Vector tiles are rendered client-side by MapLibre GL JS, which allows dynamic styling and interaction without re-fetching data from the server.

Point cloud visualization (Potree)

Point cloud data in COPC format is not served as traditional map tiles. Instead, the Potree WebGL viewer fetches point data directly via HTTP range requests against the COPC file. Potree handles level-of-detail rendering, loading more points as the user zooms in.

Caching with Varnish

All tile requests (raster and vector) are routed through Varnish, an HTTP caching layer. Varnish serves previously generated tiles from its cache, reducing the load on TiTiler and pg_tileserv.

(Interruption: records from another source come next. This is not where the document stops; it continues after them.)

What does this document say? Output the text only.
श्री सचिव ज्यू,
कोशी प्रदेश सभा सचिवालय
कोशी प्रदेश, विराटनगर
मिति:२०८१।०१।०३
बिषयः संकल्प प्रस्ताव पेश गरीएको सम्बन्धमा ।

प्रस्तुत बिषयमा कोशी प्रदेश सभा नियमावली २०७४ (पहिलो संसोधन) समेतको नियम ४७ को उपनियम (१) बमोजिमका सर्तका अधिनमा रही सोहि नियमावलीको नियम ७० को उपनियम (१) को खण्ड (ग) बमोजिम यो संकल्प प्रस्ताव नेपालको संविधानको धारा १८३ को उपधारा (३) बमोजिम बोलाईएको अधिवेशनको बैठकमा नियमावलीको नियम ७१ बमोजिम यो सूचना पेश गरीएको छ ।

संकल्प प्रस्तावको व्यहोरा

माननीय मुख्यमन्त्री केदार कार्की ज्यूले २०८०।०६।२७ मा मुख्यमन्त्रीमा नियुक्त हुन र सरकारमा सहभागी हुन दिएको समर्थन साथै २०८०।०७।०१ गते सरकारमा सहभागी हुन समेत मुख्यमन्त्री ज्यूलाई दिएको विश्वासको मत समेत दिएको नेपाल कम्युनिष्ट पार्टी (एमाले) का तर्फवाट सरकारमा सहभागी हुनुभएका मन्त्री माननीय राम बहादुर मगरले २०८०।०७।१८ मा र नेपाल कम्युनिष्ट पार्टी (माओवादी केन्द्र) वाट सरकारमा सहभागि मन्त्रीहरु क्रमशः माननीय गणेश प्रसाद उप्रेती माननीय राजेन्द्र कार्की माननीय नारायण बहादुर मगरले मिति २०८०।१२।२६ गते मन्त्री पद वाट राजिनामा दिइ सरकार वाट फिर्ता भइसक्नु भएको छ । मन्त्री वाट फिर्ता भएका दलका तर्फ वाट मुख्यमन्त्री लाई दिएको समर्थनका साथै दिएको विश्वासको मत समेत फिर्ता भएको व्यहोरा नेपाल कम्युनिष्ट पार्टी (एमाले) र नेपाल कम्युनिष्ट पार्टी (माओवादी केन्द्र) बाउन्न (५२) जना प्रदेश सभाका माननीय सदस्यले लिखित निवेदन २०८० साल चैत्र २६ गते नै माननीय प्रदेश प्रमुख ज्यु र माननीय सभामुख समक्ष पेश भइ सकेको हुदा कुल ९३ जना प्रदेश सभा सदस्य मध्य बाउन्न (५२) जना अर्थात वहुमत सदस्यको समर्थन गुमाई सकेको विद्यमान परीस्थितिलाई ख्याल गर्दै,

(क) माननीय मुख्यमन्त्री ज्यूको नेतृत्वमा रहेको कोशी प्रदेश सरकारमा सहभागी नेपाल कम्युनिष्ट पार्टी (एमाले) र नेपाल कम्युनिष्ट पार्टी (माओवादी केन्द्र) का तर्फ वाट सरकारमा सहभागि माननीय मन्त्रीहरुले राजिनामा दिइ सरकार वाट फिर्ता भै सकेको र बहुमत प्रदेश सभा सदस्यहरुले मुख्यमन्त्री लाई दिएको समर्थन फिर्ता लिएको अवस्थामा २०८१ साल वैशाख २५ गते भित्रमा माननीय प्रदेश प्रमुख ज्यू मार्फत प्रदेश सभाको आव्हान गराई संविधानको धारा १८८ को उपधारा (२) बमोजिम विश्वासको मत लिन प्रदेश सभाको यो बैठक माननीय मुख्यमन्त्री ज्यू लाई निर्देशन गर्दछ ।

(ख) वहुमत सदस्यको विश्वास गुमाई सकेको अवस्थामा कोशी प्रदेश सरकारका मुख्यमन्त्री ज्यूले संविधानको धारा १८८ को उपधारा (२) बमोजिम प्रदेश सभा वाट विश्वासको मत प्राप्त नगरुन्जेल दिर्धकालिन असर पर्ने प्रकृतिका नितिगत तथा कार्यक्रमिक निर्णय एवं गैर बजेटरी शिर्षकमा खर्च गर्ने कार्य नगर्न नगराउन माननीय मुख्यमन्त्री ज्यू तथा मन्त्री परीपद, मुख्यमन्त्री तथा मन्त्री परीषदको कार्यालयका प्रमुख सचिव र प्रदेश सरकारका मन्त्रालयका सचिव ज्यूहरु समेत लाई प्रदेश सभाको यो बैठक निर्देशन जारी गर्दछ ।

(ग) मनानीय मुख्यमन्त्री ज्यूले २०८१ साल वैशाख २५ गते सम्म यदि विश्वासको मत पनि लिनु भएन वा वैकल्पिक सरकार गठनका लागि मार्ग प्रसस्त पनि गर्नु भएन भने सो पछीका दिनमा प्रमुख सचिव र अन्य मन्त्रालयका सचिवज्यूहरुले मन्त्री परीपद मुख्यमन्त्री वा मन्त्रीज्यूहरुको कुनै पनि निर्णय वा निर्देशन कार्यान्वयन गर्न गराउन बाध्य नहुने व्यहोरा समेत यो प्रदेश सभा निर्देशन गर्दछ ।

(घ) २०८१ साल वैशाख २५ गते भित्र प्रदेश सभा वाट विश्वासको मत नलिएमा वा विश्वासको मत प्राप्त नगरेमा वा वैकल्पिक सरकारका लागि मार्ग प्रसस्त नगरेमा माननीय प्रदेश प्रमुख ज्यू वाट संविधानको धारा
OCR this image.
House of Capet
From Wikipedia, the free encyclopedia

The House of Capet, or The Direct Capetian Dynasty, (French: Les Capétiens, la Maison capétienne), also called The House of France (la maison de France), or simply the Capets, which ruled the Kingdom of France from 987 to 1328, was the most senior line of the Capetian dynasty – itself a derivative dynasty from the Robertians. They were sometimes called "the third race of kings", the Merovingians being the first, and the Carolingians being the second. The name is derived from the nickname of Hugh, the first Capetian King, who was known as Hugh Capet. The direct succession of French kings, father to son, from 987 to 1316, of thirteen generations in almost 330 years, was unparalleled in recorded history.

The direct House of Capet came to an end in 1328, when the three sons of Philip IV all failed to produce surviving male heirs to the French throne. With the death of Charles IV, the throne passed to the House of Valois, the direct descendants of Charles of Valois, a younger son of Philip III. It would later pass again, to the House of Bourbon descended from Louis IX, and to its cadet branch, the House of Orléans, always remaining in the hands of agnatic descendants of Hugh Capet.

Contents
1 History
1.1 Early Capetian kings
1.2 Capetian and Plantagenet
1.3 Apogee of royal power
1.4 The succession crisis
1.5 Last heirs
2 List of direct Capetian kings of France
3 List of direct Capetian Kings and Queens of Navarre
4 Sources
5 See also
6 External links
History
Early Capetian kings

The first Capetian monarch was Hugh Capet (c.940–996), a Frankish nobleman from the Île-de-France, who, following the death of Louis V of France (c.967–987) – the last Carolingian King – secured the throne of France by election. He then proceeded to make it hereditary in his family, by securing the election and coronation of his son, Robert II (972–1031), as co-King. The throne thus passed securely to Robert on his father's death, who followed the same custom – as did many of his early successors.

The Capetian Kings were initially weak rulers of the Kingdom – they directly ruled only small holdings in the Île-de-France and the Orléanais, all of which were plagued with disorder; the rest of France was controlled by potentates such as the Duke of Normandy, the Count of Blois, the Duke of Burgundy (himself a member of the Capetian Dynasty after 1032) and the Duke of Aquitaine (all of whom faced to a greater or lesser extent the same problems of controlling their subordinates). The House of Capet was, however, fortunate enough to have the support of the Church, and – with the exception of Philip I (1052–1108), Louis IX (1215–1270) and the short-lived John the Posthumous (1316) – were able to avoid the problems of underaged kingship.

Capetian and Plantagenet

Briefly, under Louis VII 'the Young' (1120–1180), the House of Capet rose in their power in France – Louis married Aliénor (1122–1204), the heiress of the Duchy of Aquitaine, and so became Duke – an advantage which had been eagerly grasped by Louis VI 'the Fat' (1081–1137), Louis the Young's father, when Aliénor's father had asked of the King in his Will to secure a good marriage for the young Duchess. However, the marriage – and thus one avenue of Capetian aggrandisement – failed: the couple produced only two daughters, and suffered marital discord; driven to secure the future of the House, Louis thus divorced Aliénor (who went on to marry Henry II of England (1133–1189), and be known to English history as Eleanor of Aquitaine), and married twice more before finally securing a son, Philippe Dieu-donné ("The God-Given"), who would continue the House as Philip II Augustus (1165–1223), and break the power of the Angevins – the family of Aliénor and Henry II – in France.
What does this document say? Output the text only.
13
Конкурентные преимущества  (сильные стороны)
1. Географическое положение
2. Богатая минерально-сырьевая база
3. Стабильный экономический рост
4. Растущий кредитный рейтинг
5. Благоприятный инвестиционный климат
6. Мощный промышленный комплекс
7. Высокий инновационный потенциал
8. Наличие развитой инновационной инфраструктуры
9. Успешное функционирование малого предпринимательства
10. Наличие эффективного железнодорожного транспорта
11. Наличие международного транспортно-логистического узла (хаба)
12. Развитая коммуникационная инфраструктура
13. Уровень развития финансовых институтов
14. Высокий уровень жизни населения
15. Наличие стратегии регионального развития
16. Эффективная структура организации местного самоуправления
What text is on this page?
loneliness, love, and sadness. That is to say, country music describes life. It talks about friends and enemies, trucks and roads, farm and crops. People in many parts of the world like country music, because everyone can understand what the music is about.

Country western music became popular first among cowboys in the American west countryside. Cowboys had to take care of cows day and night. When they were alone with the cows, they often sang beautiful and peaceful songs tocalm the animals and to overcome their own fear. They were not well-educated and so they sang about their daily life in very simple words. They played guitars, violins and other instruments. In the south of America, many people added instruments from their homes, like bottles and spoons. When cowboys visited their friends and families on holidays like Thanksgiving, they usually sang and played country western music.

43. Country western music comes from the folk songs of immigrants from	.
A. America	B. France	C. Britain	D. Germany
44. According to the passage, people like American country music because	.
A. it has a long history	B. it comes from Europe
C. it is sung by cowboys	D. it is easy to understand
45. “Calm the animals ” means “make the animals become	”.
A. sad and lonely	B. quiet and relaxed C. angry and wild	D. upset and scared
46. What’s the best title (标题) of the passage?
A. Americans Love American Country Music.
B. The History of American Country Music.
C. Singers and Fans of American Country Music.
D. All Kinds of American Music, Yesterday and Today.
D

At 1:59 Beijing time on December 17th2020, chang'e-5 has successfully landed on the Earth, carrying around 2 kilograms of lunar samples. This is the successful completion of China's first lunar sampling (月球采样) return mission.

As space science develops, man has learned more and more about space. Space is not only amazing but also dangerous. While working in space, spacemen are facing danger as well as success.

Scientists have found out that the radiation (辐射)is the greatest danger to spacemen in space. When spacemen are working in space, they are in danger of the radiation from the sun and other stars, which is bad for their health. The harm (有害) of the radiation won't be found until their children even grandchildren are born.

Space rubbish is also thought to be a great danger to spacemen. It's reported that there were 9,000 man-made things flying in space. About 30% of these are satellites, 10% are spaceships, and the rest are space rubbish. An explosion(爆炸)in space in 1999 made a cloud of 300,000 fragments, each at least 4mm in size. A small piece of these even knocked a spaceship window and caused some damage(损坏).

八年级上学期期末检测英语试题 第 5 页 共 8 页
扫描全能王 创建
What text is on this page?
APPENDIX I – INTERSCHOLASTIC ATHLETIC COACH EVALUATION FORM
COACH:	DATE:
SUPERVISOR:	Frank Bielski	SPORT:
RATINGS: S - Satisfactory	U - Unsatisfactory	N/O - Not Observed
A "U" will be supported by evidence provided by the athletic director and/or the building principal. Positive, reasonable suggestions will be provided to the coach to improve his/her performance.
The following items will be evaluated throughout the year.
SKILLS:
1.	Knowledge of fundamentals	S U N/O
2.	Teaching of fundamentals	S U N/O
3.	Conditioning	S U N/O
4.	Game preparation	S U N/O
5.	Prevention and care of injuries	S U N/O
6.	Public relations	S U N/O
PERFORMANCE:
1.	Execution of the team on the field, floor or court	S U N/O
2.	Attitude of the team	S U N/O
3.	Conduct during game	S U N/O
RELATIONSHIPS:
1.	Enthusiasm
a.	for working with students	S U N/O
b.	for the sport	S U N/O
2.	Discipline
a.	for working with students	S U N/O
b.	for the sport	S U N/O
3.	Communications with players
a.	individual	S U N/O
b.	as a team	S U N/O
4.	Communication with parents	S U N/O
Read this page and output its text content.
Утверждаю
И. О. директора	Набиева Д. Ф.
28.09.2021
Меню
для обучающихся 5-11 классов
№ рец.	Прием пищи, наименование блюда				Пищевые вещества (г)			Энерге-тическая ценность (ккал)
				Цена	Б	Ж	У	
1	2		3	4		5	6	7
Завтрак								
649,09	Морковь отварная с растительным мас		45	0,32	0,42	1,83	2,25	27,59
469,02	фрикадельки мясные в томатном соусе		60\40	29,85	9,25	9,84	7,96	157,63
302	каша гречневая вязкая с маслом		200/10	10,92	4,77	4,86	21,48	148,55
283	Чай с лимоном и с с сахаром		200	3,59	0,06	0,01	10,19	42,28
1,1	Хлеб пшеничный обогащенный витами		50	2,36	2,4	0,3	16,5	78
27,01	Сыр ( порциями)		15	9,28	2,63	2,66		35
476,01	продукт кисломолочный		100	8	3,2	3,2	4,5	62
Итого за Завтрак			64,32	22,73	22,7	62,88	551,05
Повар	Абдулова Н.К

Tiles are accessed via signed URLs that encode:

  • The resource being accessed (project, flight, data product)
  • An expiration timestamp
  • A cryptographic signature derived from TILE_SIGNING_SECRET

Varnish validates the signature and expiration before serving the tile or forwarding the request to the upstream service. This ensures that only authorized users with valid, time-limited URLs can access tile data.

Why this architecture?

  • Cloud-native formats (COG, COPC) eliminate the need to pre-generate tile pyramids, reducing storage and processing overhead.
  • Dynamic tile generation allows the frontend to request custom visualizations (band combinations, color maps) without storing multiple versions of the same data.
  • Caching ensures that frequently accessed tiles are served quickly without regenerating them.
  • Signed URLs decouple tile access control from the main API authentication system, allowing tiles to be cached and served efficiently.